Intensive Gespräche innerhalb dieser Zusammenarbeit und mit anderen Partnern machten deutlich, dass für den Infektionsschutz von medizinischem Personal und gesundheitlich geschwächten Personen in Zeiten der Pandemie optimierte Schutzausrüstung benötigt wird, die sowohl hohen Tragekomfort (geringer Atemwiderstand, lange Nutzungszeiten) als auch hohe Barrierewirkung gegen Krankheitserreger bietet. Diesem Bedarf will das Fraunhofer IMWS in einem im November gemeinsam mit weiteren Fraunhofer-Instituten gestarteten Projekt begegnen, in dem neue, antiviral wirkende Schutztextilien entwickelt und bewertet werden.

„Wir wollen die Grundlagen für bessere Lösungen schaffen, gerade zum Schutz von aktuell besonders exponierten Berufs- und Risikogruppen, aber auch für mögliche künftige Pandemiesituationen. Dabei bringen wir insbesondere unsere Expertise in der Materialbewertung ein“, sagt Dr. Christian Schmelzer, Leiter des Geschäftsfelds Biologische und Makromolekulare Materialien am Fraunhofer IMWS.

Und weirter: „Wir haben in sehr kurzer Zeit viele zusätzliche Kompetenzen für neue materialdiagnostische Fragestellungen aufgebaut und auch festgestellt, dass die bisher etablierten Prüfverfahren nicht immer für die schnelle, funktions- und einsatzfallorientierte Charakterisierung von Werkstoff- und Funktionseigenschaften während einer Pandemie geeignet sind. Neben verbesserten Materialien entwickeln wir deshalb auch neue Methoden.“ Dazu zählen beispielsweise die Bewertung von Sterilisationsverfahren, neue Methoden zur Materialmodifizierung mittels Beschichtungen oder der Einsatz von Laserstreuungsmessung, akustischer Mikroskopie und 3D-Fluoreszenzmikroskopie zur Bewertung von optimaler Funktion sowie Sicherheits- und Gesundheitsanforderungen bei Schutztextilien.

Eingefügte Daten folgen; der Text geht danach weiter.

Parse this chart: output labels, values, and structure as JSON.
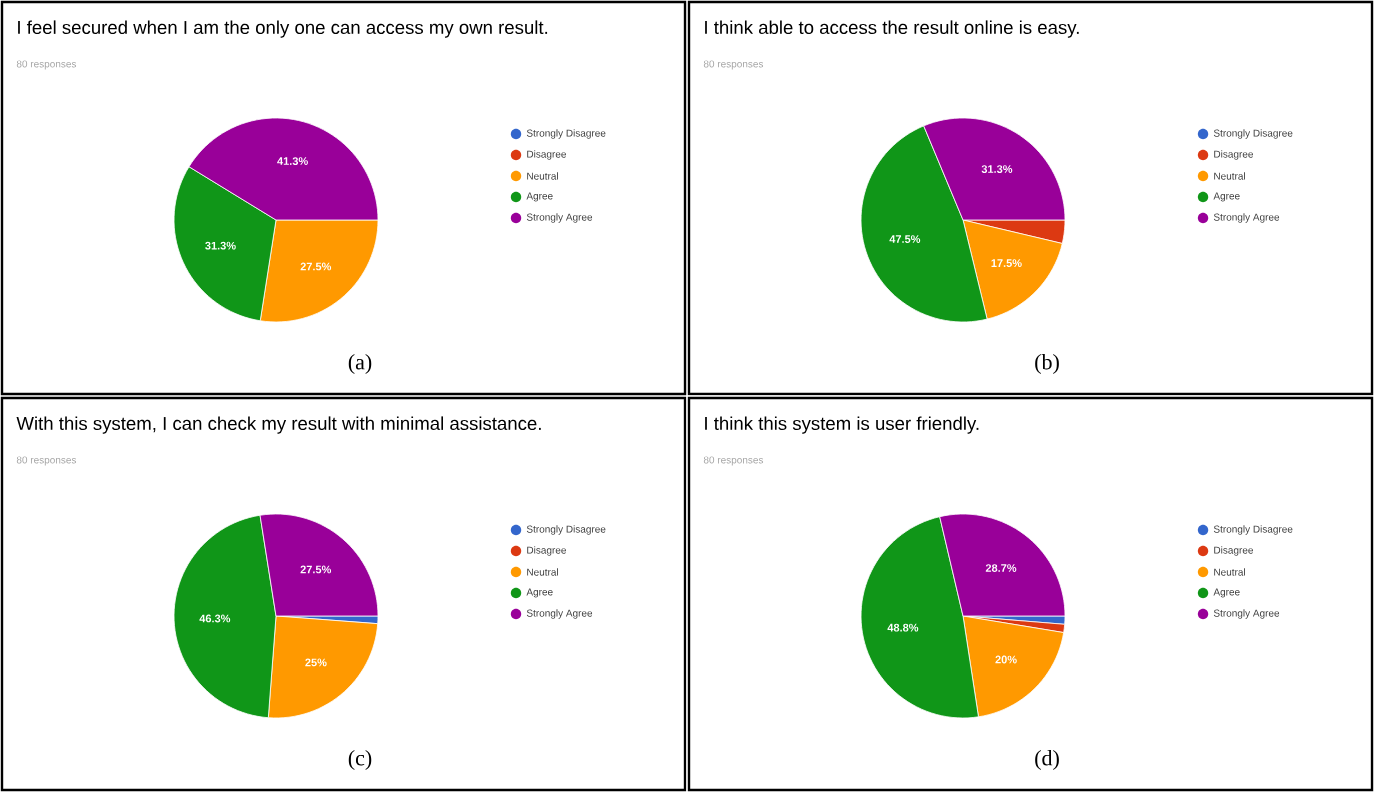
{
  "chart_data": [
    {
      "type": "pie",
      "title": "I feel secured when I am the only one can access my own result.",
      "subtitle": "80 responses",
      "categories": [
        "Strongly Disagree",
        "Disagree",
        "Neutral",
        "Agree",
        "Strongly Agree"
      ],
      "values": [
        0,
        0,
        27.5,
        31.3,
        41.3
      ],
      "colors": [
        "#3366cc",
        "#dc3912",
        "#ff9900",
        "#109618",
        "#990099"
      ],
      "value_labels": [
        null,
        null,
        "27.5%",
        "31.3%",
        "41.3%"
      ],
      "legend": "right",
      "annotations": [
        "(a)"
      ]
    },
    {
      "type": "pie",
      "title": "I think able to access the result online is easy.",
      "subtitle": "80 responses",
      "categories": [
        "Strongly Disagree",
        "Disagree",
        "Neutral",
        "Agree",
        "Strongly Agree"
      ],
      "values": [
        0,
        3.7,
        17.5,
        47.5,
        31.3
      ],
      "colors": [
        "#3366cc",
        "#dc3912",
        "#ff9900",
        "#109618",
        "#990099"
      ],
      "value_labels": [
        null,
        null,
        "17.5%",
        "47.5%",
        "31.3%"
      ],
      "legend": "right",
      "annotations": [
        "(b)"
      ]
    },
    {
      "type": "pie",
      "title": "With this system, I can check my result with minimal assistance.",
      "subtitle": "80 responses",
      "categories": [
        "Strongly Disagree",
        "Disagree",
        "Neutral",
        "Agree",
        "Strongly Agree"
      ],
      "values": [
        1.2,
        0,
        25,
        46.3,
        27.5
      ],
      "colors": [
        "#3366cc",
        "#dc3912",
        "#ff9900",
        "#109618",
        "#990099"
      ],
      "value_labels": [
        null,
        null,
        "25%",
        "46.3%",
        "27.5%"
      ],
      "legend": "right",
      "annotations": [
        "(c)"
      ]
    },
    {
      "type": "pie",
      "title": "I think this system is user friendly.",
      "subtitle": "80 responses",
      "categories": [
        "Strongly Disagree",
        "Disagree",
        "Neutral",
        "Agree",
        "Strongly Agree"
      ],
      "values": [
        1.3,
        1.3,
        20,
        48.8,
        28.7
      ],
      "colors": [
        "#3366cc",
        "#dc3912",
        "#ff9900",
        "#109618",
        "#990099"
      ],
      "value_labels": [
        null,
        null,
        "20%",
        "48.8%",
        "28.7%"
      ],
      "legend": "right",
      "annotations": [
        "(d)"
      ]
    }
  ]
}
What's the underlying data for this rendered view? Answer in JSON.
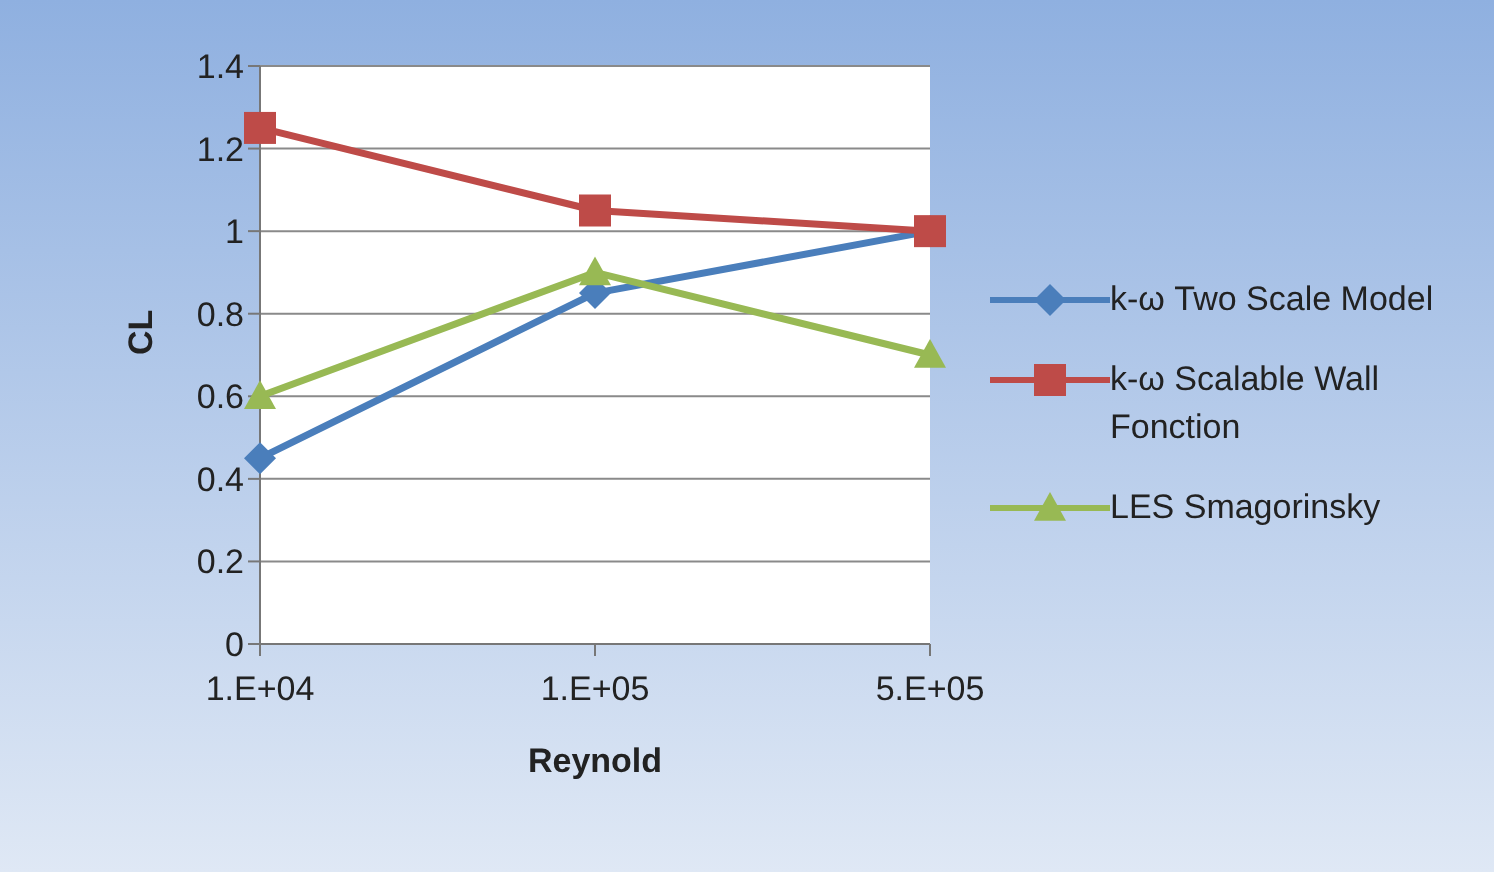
{
  "chart_data": {
    "type": "line",
    "xlabel": "Reynold",
    "ylabel": "CL",
    "categories": [
      "1.E+04",
      "1.E+05",
      "5.E+05"
    ],
    "series": [
      {
        "name": "k-ω Two Scale Model",
        "color": "#4a7ebb",
        "marker": "diamond",
        "values": [
          0.45,
          0.85,
          1.0
        ]
      },
      {
        "name": "k-ω Scalable Wall Fonction",
        "color": "#be4b48",
        "marker": "square",
        "values": [
          1.25,
          1.05,
          1.0
        ]
      },
      {
        "name": "LES Smagorinsky",
        "color": "#98b954",
        "marker": "triangle",
        "values": [
          0.6,
          0.9,
          0.7
        ]
      }
    ],
    "ylim": [
      0,
      1.4
    ],
    "yticks": [
      0,
      0.2,
      0.4,
      0.6,
      0.8,
      1,
      1.2,
      1.4
    ],
    "grid": "y",
    "legend": "right"
  }
}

Innerhalb des Programms „Fraunhofer vs. Corona“ entwickeln neben dem Fraunhofer IMWS zahlreiche weitere Fraunhofer-Institute im gesamten Bundesgebiet mit ihrem technologischen Know-how Hilfsmaßnahmen zur Bewältigung der Pandemie.

Über das Fraunhofer-Institut für Mikrostruktur von Werkstoffen und Systemen IMWS

Die zentrale Herausforderung der Menschheit im 21. Jahrhundert ist die Nachhaltigkeit aller Lebensbereiche, insbesondere der effiziente Umgang mit begrenzten Rohstoffen. Das Fraunhofer-Institut für Mikrostruktur von Werkstoffen und Systemen IMWS betreibt angewandte Forschung im Bereich der Materialeffizienz und ist Impulsgeber, Innovator und Problemlöser für die Industrie und für öffentliche Auftraggeber in den Bereichen Zuverlässigkeit, Sicherheit, Lebensdauer und Funktionalität von Werkstoffen in Bauteilen und Systemen. Die Kernkompetenzen liegen im Bereich der Charakterisierung von Werkstoffen bis auf die atomare Skala sowie in der Materialentwicklung.